Take one of the most well-known and loved road trips of all time: Thelma and Louise. Here, the critical murder doesn’t simply represent near and present danger—in this case in the form of a would-be rapist had Louise not pulled that gun—but a shedding of skin, a determination to not accept the life laid out for them, either in the parking lot of that dive bar or in their kitchens back home.
The act forces their hand and makes the decision: you will go forward, forward, forward: you can never go back. If murder in a standard crime novel represents the axis of action, on a road trip it is a guillotine separating past and future, confinement and liberty, hope and the death of all hope.

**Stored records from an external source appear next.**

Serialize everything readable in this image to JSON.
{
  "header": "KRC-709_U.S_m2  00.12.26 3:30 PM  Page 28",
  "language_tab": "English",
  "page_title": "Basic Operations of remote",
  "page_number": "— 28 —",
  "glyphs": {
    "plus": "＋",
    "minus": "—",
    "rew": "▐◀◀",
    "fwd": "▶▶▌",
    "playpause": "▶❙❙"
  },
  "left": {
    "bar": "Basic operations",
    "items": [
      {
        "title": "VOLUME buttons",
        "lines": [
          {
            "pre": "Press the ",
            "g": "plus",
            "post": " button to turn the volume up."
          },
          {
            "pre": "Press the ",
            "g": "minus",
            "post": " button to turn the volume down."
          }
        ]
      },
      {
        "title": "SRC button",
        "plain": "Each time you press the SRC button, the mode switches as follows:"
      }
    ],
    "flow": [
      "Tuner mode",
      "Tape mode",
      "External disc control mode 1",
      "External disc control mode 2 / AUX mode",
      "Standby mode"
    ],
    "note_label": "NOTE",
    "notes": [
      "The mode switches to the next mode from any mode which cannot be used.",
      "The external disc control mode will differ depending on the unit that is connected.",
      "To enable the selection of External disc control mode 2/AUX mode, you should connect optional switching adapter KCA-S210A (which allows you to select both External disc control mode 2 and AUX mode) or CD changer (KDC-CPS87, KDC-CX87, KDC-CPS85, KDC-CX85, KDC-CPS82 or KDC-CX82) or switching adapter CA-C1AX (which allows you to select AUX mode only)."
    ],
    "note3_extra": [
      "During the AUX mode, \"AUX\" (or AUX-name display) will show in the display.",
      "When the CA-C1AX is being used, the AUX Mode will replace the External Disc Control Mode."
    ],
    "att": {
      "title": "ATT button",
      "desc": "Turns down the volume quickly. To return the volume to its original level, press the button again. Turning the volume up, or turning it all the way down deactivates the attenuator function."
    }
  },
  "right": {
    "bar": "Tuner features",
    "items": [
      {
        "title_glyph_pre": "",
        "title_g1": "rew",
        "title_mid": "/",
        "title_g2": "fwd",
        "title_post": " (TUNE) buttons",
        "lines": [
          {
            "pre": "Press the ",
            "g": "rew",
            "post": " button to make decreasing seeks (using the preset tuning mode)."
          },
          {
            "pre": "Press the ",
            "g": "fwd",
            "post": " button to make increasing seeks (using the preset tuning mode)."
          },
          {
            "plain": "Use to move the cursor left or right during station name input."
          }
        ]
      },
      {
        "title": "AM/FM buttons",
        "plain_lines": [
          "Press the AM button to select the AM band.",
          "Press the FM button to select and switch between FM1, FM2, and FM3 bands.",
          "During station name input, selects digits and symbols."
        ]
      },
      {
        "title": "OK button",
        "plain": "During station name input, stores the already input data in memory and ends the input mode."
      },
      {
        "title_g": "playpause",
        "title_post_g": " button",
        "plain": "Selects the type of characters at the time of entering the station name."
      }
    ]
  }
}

That idea of “back there” is as important as the road trip’s destination, if not more so. For Thelma and Louise, it promises either a potential murder charge and death sentence, or a life of stifling dissatisfaction and monotony, filled with unhappy marriages, lackluster jobs and little chance of improvement or escape. If the police don’t believe it was self-defense they’ll be locked in prison. If they do, the two women will be locked inside their past lives. They would rather keep on driving, even when the asphalt runs out.
Sometimes, however, those deaths represent a firm psychological shift, particularly when that asphalt seems never ending.
In Cormac McCarthy’s The Road, the land ahead is starkly similar to the land behind and tomorrow offers nothing more or less than yesterday, yet the characters must journey on. There is no life they are fleeing, no social situation they dread, only the father’s desire to keep his son alive in a post-apocalyptic world by moving him ever forward on a long, lonely and dangerous road.
The first death not only represents a change in pace—again, we must go forward because it’s not safe behind—it is also the first step in the boy’s realization that life is more complicated than hero versus villain, good versus bad. Who is his father, really, if his father—this man who has kept him alive in the direst of circumstances—is capable of murder without regret?
The journey forward is as much about him finding himself and understanding his father as it is about seeking safety and survival. What is life if we do not know ourselves? What is freedom if there is no humanity?
The deaths in Harmless Women offer similar guillotine moments for the thief Avalon, and her intended target, Prim. Here, a series of murders sever Avalon and Prim from their pasts, disrupt the presumed trajectory of their lives and force them into a wide, open landscape that offers them little but each other. Later, these deaths represent something else; not just the lengths the women would go to for self-preservation, but how far they would go to keep others safe.
Can you be a villain and a hero? Can you, as Avalon so fervently wants to believe, make up for past catastrophes by saving someone else from a similar fate? And can you place your liberty in someone else’s hands if you’ve witnessed them take a life?
Murder on the open road becomes a fight for freedom, but it also makes us question what that freedom means to us, how far we would go to protect it and, in the case of Harmless Women, how far we would go to protect the personal, emotional and mental freedom of those who stand by our side.